Can you please someone describe the behavior of Python optional arguments in functions?

My understanding was that the optional arguments use the default value in the function definition.

The following code has correct behavior.

# Function
def testf2(val=0):
    val += 5
    print(val)
    val=0
    return

# Testing
testf2()
testf2(10)
testf2()

# Output:
5
15
5

But I have no idea why the similar code with the optional list has completely different behavior.
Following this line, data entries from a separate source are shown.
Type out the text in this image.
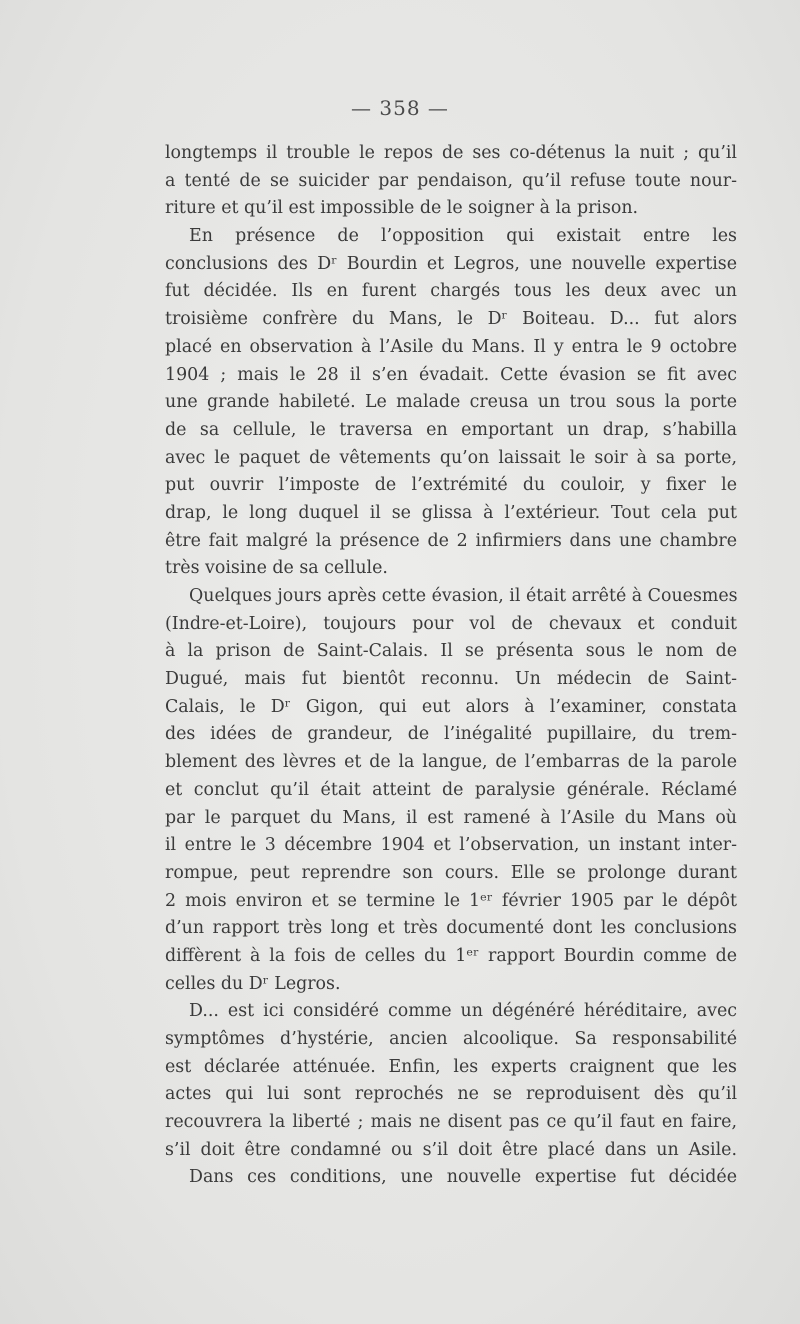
— 358 —
longtemps il trouble le repos de ses co-détenus la nuit ; qu’il
a tenté de se suicider par pendaison, qu’il refuse toute nour-
riture et qu’il est impossible de le soigner à la prison.
En présence de l’opposition qui existait entre les
conclusions des Dʳ Bourdin et Legros, une nouvelle expertise
fut décidée. Ils en furent chargés tous les deux avec un
troisième confrère du Mans, le Dʳ Boiteau. D... fut alors
placé en observation à l’Asile du Mans. Il y entra le 9 octobre
1904 ; mais le 28 il s’en évadait. Cette évasion se fit avec
une grande habileté. Le malade creusa un trou sous la porte
de sa cellule, le traversa en emportant un drap, s’habilla
avec le paquet de vêtements qu’on laissait le soir à sa porte,
put ouvrir l’imposte de l’extrémité du couloir, y fixer le
drap, le long duquel il se glissa à l’extérieur. Tout cela put
être fait malgré la présence de 2 infirmiers dans une chambre
très voisine de sa cellule.
Quelques jours après cette évasion, il était arrêté à Couesmes
(Indre-et-Loire), toujours pour vol de chevaux et conduit
à la prison de Saint-Calais. Il se présenta sous le nom de
Dugué, mais fut bientôt reconnu. Un médecin de Saint-
Calais, le Dʳ Gigon, qui eut alors à l’examiner, constata
des idées de grandeur, de l’inégalité pupillaire, du trem-
blement des lèvres et de la langue, de l’embarras de la parole
et conclut qu’il était atteint de paralysie générale. Réclamé
par le parquet du Mans, il est ramené à l’Asile du Mans où
il entre le 3 décembre 1904 et l’observation, un instant inter-
rompue, peut reprendre son cours. Elle se prolonge durant
2 mois environ et se termine le 1ᵉʳ février 1905 par le dépôt
d’un rapport très long et très documenté dont les conclusions
diffèrent à la fois de celles du 1ᵉʳ rapport Bourdin comme de
celles du Dʳ Legros.
D... est ici considéré comme un dégénéré héréditaire, avec
symptômes d’hystérie, ancien alcoolique. Sa responsabilité
est déclarée atténuée. Enfin, les experts craignent que les
actes qui lui sont reprochés ne se reproduisent dès qu’il
recouvrera la liberté ; mais ne disent pas ce qu’il faut en faire,
s’il doit être condamné ou s’il doit être placé dans un Asile.
Dans ces conditions, une nouvelle expertise fut décidée
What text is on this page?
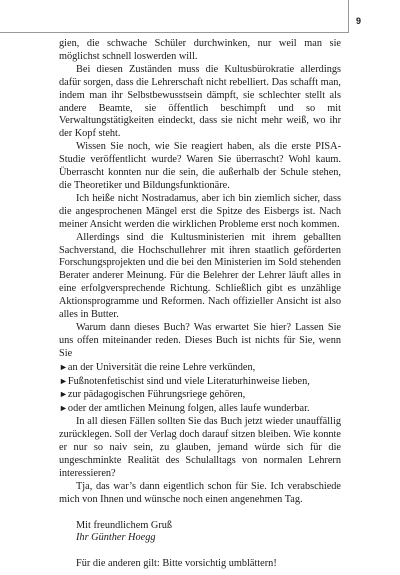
9

gien, die schwache Schüler durchwinken, nur weil man sie möglichst schnell loswerden will.

Bei diesen Zuständen muss die Kultusbürokratie allerdings dafür sorgen, dass die Lehrerschaft nicht rebelliert. Das schafft man, indem man ihr Selbstbewusstsein dämpft, sie schlechter stellt als andere Beamte, sie öffentlich beschimpft und so mit Verwaltungstätigkeiten eindeckt, dass sie nicht mehr weiß, wo ihr der Kopf steht.

Wissen Sie noch, wie Sie reagiert haben, als die erste PISA-Studie veröffentlicht wurde? Waren Sie überrascht? Wohl kaum. Überrascht konnten nur die sein, die außerhalb der Schule stehen, die Theoretiker und Bildungsfunktionäre.

Ich heiße nicht Nostradamus, aber ich bin ziemlich sicher, dass die angesprochenen Mängel erst die Spitze des Eisbergs ist. Nach meiner Ansicht werden die wirklichen Probleme erst noch kommen.

Allerdings sind die Kultusministerien mit ihrem geballten Sachverstand, die Hochschullehrer mit ihren staatlich geförderten Forschungsprojekten und die bei den Ministerien im Sold stehenden Berater anderer Meinung. Für die Belehrer der Lehrer läuft alles in eine erfolgversprechende Richtung. Schließlich gibt es unzählige Aktionsprogramme und Reformen. Nach offizieller Ansicht ist also alles in Butter.

Warum dann dieses Buch? Was erwartet Sie hier? Lassen Sie uns offen miteinander reden. Dieses Buch ist nichts für Sie, wenn Sie

►an der Universität die reine Lehre verkünden,
►Fußnotenfetischist sind und viele Literaturhinweise lieben,
►zur pädagogischen Führungsriege gehören,
►oder der amtlichen Meinung folgen, alles laufe wunderbar.

In all diesen Fällen sollten Sie das Buch jetzt wieder unauffällig zurücklegen. Soll der Verlag doch darauf sitzen bleiben. Wie konnte er nur so naiv sein, zu glauben, jemand würde sich für die ungeschminkte Realität des Schulalltags von normalen Lehrern interessieren?

Tja, das war’s dann eigentlich schon für Sie. Ich verabschiede mich von Ihnen und wünsche noch einen angenehmen Tag.

Mit freundlichem Gruß

Ihr Günther Hoegg

Für die anderen gilt: Bitte vorsichtig umblättern!
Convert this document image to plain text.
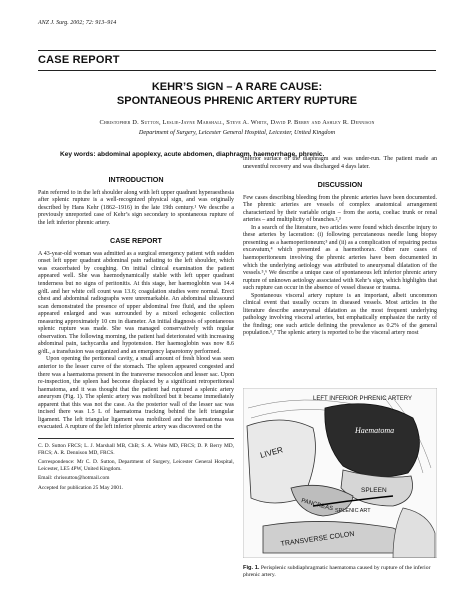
ANZ J. Surg. 2002; 72: 913–914
CASE REPORT
KEHR’S SIGN – A RARE CAUSE:
SPONTANEOUS PHRENIC ARTERY RUPTURE
Christopher D. Sutton, Leslie-Jayne Marshall, Steve A. White, David P. Berry and Ashley R. Dennison
Department of Surgery, Leicester General Hospital, Leicester, United Kingdom
Key words: abdominal apoplexy, acute abdomen, diaphragm, haemorrhage, phrenic.
INTRODUCTION

Pain referred to in the left shoulder along with left upper quadrant hyperaesthesia after splenic rupture is a well-recognized physical sign, and was originally described by Hans Kehr (1862–1916) in the late 19th century.¹ We describe a previously unreported case of Kehr’s sign secondary to spontaneous rupture of the left inferior phrenic artery.

CASE REPORT

A 43-year-old woman was admitted as a surgical emergency patient with sudden onset left upper quadrant abdominal pain radiating to the left shoulder, which was exacerbated by coughing. On initial clinical examination the patient appeared well. She was haemodynamically stable with left upper quadrant tenderness but no signs of peritonitis. At this stage, her haemoglobin was 14.4 g/dL and her white cell count was 13.6; coagulation studies were normal. Erect chest and abdominal radiographs were unremarkable. An abdominal ultrasound scan demonstrated the presence of upper abdominal free fluid, and the spleen appeared enlarged and was surrounded by a mixed echogenic collection measuring approximately 10 cm in diameter. An initial diagnosis of spontaneous splenic rupture was made. She was managed conservatively with regular observation. The following morning, the patient had deteriorated with increasing abdominal pain, tachycardia and hypotension. Her haemoglobin was now 8.6 g/dL, a transfusion was organized and an emergency laparotomy performed.

Upon opening the peritoneal cavity, a small amount of fresh blood was seen anterior to the lesser curve of the stomach. The spleen appeared congested and there was a haematoma present in the transverse mesocolon and lesser sac. Upon re-inspection, the spleen had become displaced by a significant retroperitoneal haematoma, and it was thought that the patient had ruptured a splenic artery aneurysm (Fig. 1). The splenic artery was mobilized but it became immediately apparent that this was not the case. As the posterior wall of the lesser sac was incised there was 1.5 L of haematoma tracking behind the left triangular ligament. The left triangular ligament was mobilized and the haematoma was evacuated. A rupture of the left inferior phrenic artery was discovered on the

C. D. Sutton FRCS; L. J. Marshall MB, ChB; S. A. White MD, FRCS; D. P. Berry MD, FRCS; A. R. Dennison MD, FRCS.

Correspondence: Mr C. D. Sutton, Department of Surgery, Leicester General Hospital, Leicester, LE5 4PW, United Kingdom.

Email: chrissutton@hotmail.com

Accepted for publication 25 May 2001.

inferior surface of the diaphragm and was under-run. The patient made an uneventful recovery and was discharged 4 days later.

DISCUSSION

Few cases describing bleeding from the phrenic arteries have been documented. The phrenic arteries are vessels of complex anatomical arrangement characterized by their variable origin – from the aorta, coeliac trunk or renal arteries – and multiplicity of branches.²,³

In a search of the literature, two articles were found which describe injury to these arteries by laceration: (i) following percutaneous needle lung biopsy presenting as a haemoperitoneum;³ and (ii) as a complication of repairing pectus excavatum,⁴ which presented as a haemothorax. Other rare cases of haemoperitoneum involving the phrenic arteries have been documented in which the underlying aetiology was attributed to aneurysmal dilatation of the vessels.⁵,⁶ We describe a unique case of spontaneous left inferior phrenic artery rupture of unknown aetiology associated with Kehr’s sign, which highlights that such rupture can occur in the absence of vessel disease or trauma.

Spontaneous visceral artery rupture is an important, albeit uncommon clinical event that usually occurs in diseased vessels. Most articles in the literature describe aneurysmal dilatation as the most frequent underlying pathology involving visceral arteries, but emphatically emphasize the rarity of the finding; one such article defining the prevalence as 0.2% of the general population.⁵,⁷ The splenic artery is reported to be the visceral artery most

LEFT INFERIOR PHRENIC ARTERY
LIVER
Haematoma
SPLEEN
PANCREAS SPLENIC ART
TRANSVERSE COLON
Fig. 1. Perisplenic subdiaphragmatic haematoma caused by rupture of the inferior phrenic artery.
The function remembers some data even when the list is cleared by the val=[].

# Function
def testf(val=[]):
    val.append("OK")
    print(val)
    val=[]
    return

# Testing
testf()
testf(["myString"])
testf()
testf(["mySecondString"])
testf()


# Output:
['OK']                      #excpected ['OK'] 
['myString', 'OK']          #excpected ['myString']
['OK', 'OK']                #excpected ['OK'] 
['mySecondString', 'OK']    #excpected ['mySecondString'] 
['OK', 'OK', 'OK']          #excpected ['OK']

Many thanks for your help.

Answer 1

Python’s default arguments are evaluated once when the function is defined, not each time the function is called. This means that if you use a mutable default argument and mutate it, you will and have mutated that object for all future calls to the function as well.

The Hitchhiker's Guide to Python: Common Gotchas